Making Demographically Matched Subsets

This code base generates demographically matched subsets. It was specifically designed for ABCD, but can be used for other data repositories as well. It randomly selects subsets of each ABCD ARM and checks whether they have a statistically significant difference on any of the given demographic variables. Once it finds a subset of each ARM where each does not statistically differ on those variables from the other ARM, it saves each subset pair to a .csv file. It also outputs correlation values between the subsets and the groups, and graph visualizations of those correlations.

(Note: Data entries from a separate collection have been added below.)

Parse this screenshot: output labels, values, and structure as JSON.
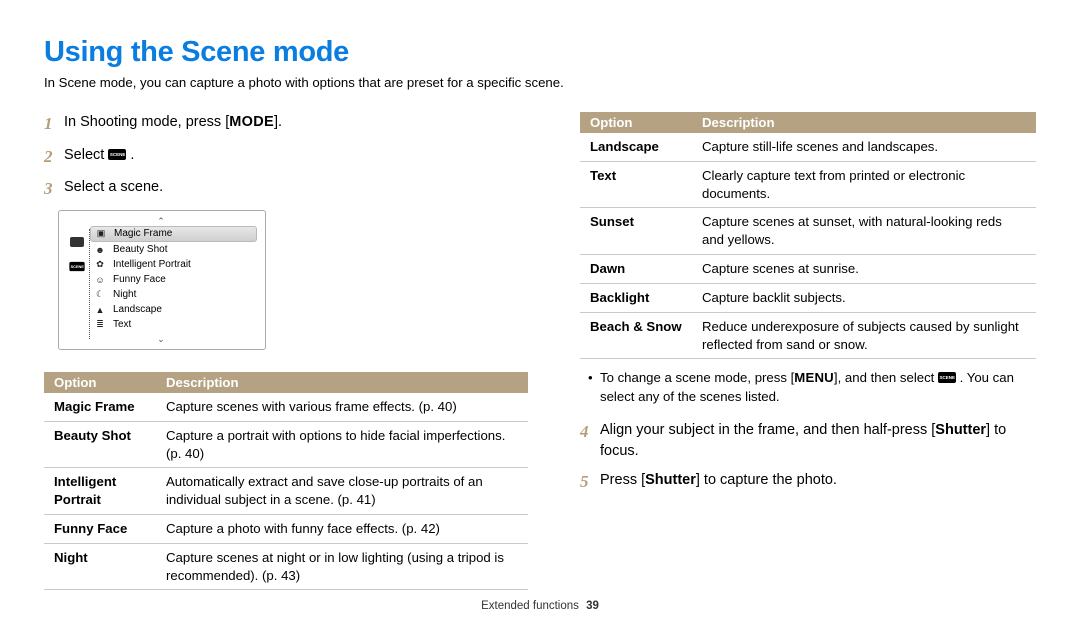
{
  "title": "Using the Scene mode",
  "intro": "In Scene mode, you can capture a photo with options that are preset for a specific scene.",
  "steps": {
    "s1_pre": "In Shooting mode, press [",
    "s1_mode": "MODE",
    "s1_post": "].",
    "s2": "Select ",
    "s2_post": " .",
    "s3": "Select a scene.",
    "s4_pre": "Align your subject in the frame, and then half-press [",
    "s4_btn": "Shutter",
    "s4_post": "] to focus.",
    "s5_pre": "Press [",
    "s5_btn": "Shutter",
    "s5_post": "] to capture the photo."
  },
  "nums": {
    "n1": "1",
    "n2": "2",
    "n3": "3",
    "n4": "4",
    "n5": "5"
  },
  "lcd": {
    "items": [
      "Magic Frame",
      "Beauty Shot",
      "Intelligent Portrait",
      "Funny Face",
      "Night",
      "Landscape",
      "Text"
    ]
  },
  "table_head": {
    "option": "Option",
    "desc": "Description"
  },
  "table_left": [
    {
      "opt": "Magic Frame",
      "desc": "Capture scenes with various frame effects. (p. 40)"
    },
    {
      "opt": "Beauty Shot",
      "desc": "Capture a portrait with options to hide facial imperfections. (p. 40)"
    },
    {
      "opt": "Intelligent Portrait",
      "desc": "Automatically extract and save close-up portraits of an individual subject in a scene. (p. 41)"
    },
    {
      "opt": "Funny Face",
      "desc": "Capture a photo with funny face effects. (p. 42)"
    },
    {
      "opt": "Night",
      "desc": "Capture scenes at night or in low lighting (using a tripod is recommended). (p. 43)"
    }
  ],
  "table_right": [
    {
      "opt": "Landscape",
      "desc": "Capture still-life scenes and landscapes."
    },
    {
      "opt": "Text",
      "desc": "Clearly capture text from printed or electronic documents."
    },
    {
      "opt": "Sunset",
      "desc": "Capture scenes at sunset, with natural-looking reds and yellows."
    },
    {
      "opt": "Dawn",
      "desc": "Capture scenes at sunrise."
    },
    {
      "opt": "Backlight",
      "desc": "Capture backlit subjects."
    },
    {
      "opt": "Beach & Snow",
      "desc": "Reduce underexposure of subjects caused by sunlight reflected from sand or snow."
    }
  ],
  "bullet": {
    "pre": "To change a scene mode, press [",
    "menu": "MENU",
    "mid": "], and then select ",
    "post": " . You can select any of the scenes listed."
  },
  "footer": {
    "section": "Extended functions",
    "page": "39"
  }
}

For ABCC, see the full see the names and descriptions of the main demographic variables here

Brief Explanation of Steps

automated_subset_analysis.py accepts demographic data for 2 datasets. For each dataset, it randomly selects many subsets which are not significantly different from the other dataset's total demographics.
Once this script has made subsets of both groups, it finds correlations between the average of each subset and the other group. It also finds the correlation between the averages of both subsets. This process repeats a specified number of times for subsets which include specified numbers of subjects. After finding the correlations, the script saves them to .csv files.
The correlation values are then plotted as data points on graph visualizations. Those graphs are saved when automated_subset_analysis finishes executing.

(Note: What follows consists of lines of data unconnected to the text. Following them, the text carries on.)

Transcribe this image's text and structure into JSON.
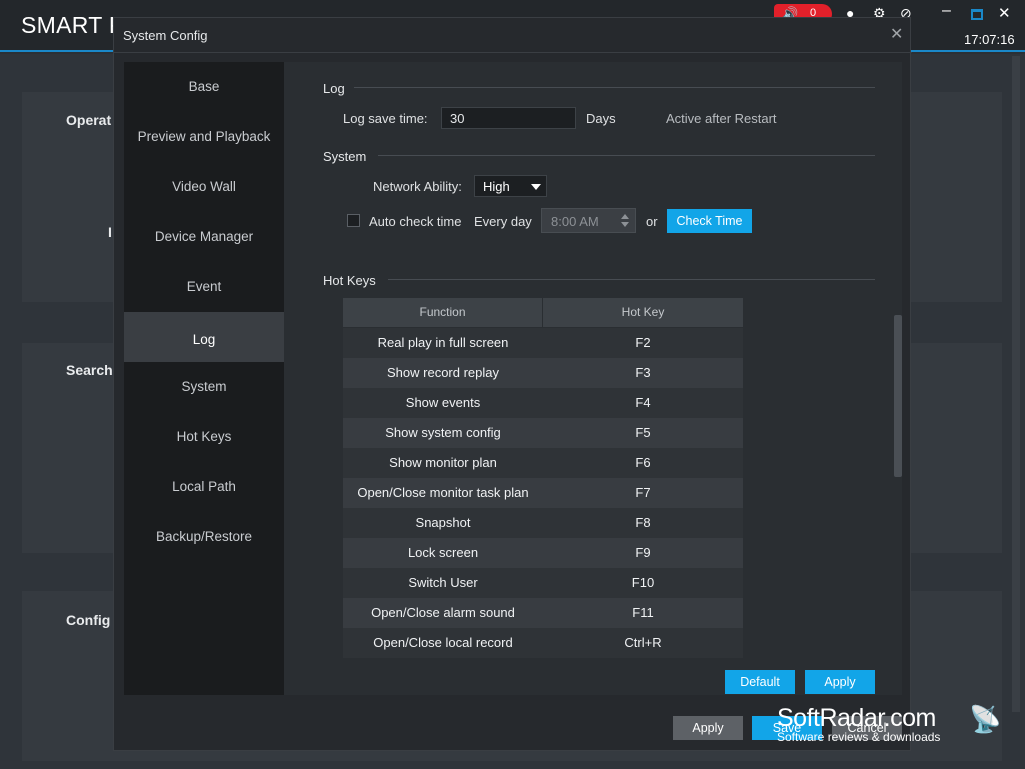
{
  "app": {
    "title": "SMART P",
    "alarm_count": "0",
    "clock": "17:07:16",
    "bg_labels": [
      "Operat",
      "I",
      "Search",
      "Config"
    ]
  },
  "dialog": {
    "title": "System Config",
    "close": "✕"
  },
  "nav": {
    "items": [
      {
        "label": "Base"
      },
      {
        "label": "Preview and Playback"
      },
      {
        "label": "Video Wall"
      },
      {
        "label": "Device Manager"
      },
      {
        "label": "Event"
      },
      {
        "label": "Log"
      },
      {
        "label": "System"
      },
      {
        "label": "Hot Keys"
      },
      {
        "label": "Local Path"
      },
      {
        "label": "Backup/Restore"
      }
    ],
    "active": "Log"
  },
  "log": {
    "section_title": "Log",
    "save_time_label": "Log save time:",
    "save_time_value": "30",
    "unit": "Days",
    "note": "Active after Restart"
  },
  "system": {
    "section_title": "System",
    "network_ability_label": "Network Ability:",
    "network_ability_value": "High",
    "auto_check_label": "Auto check time",
    "auto_check_checked": false,
    "frequency": "Every day",
    "time_value": "8:00 AM",
    "or_label": "or",
    "check_time_button": "Check Time"
  },
  "hotkeys": {
    "section_title": "Hot Keys",
    "columns": [
      "Function",
      "Hot Key"
    ],
    "rows": [
      {
        "function": "Real play in full screen",
        "key": "F2"
      },
      {
        "function": "Show record replay",
        "key": "F3"
      },
      {
        "function": "Show events",
        "key": "F4"
      },
      {
        "function": "Show system config",
        "key": "F5"
      },
      {
        "function": "Show monitor plan",
        "key": "F6"
      },
      {
        "function": "Open/Close monitor task plan",
        "key": "F7"
      },
      {
        "function": "Snapshot",
        "key": "F8"
      },
      {
        "function": "Lock screen",
        "key": "F9"
      },
      {
        "function": "Switch User",
        "key": "F10"
      },
      {
        "function": "Open/Close alarm sound",
        "key": "F11"
      },
      {
        "function": "Open/Close local record",
        "key": "Ctrl+R"
      }
    ]
  },
  "buttons": {
    "default": "Default",
    "apply_inner": "Apply",
    "apply": "Apply",
    "save": "Save",
    "cancel": "Cancel"
  },
  "watermark": {
    "title": "SoftRadar.com",
    "subtitle": "Software reviews & downloads"
  },
  "colors": {
    "accent": "#12a5e8",
    "alarm": "#e2202a"
  }
}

For a more detailed explanation, see this document's Explanation of Process section.

Installation

Installation should be simple:

Clone this repository to a location on your local filesystem.
Run pip install -r requirements.txt from within the new automated_subset_analysis directory.
To verify that the code is set up, run python3 automated_subset_analysis.py --help within the same directory.

Requirements

Dependencies

The only dependency is Python 3.6.8 or greater.

Python Packages

All of the Python packages required by this script which are not default can be found in this directory's requirements.txt file.

Usage

Required Arguments for Generating Matched Subsets

You must provide 2 csv files (group_1_demo_file and group_2_demo_file), each containing demographic data for all subjects in group 1 and group 2 respectively. The first line of each demographics file should list all of the column names.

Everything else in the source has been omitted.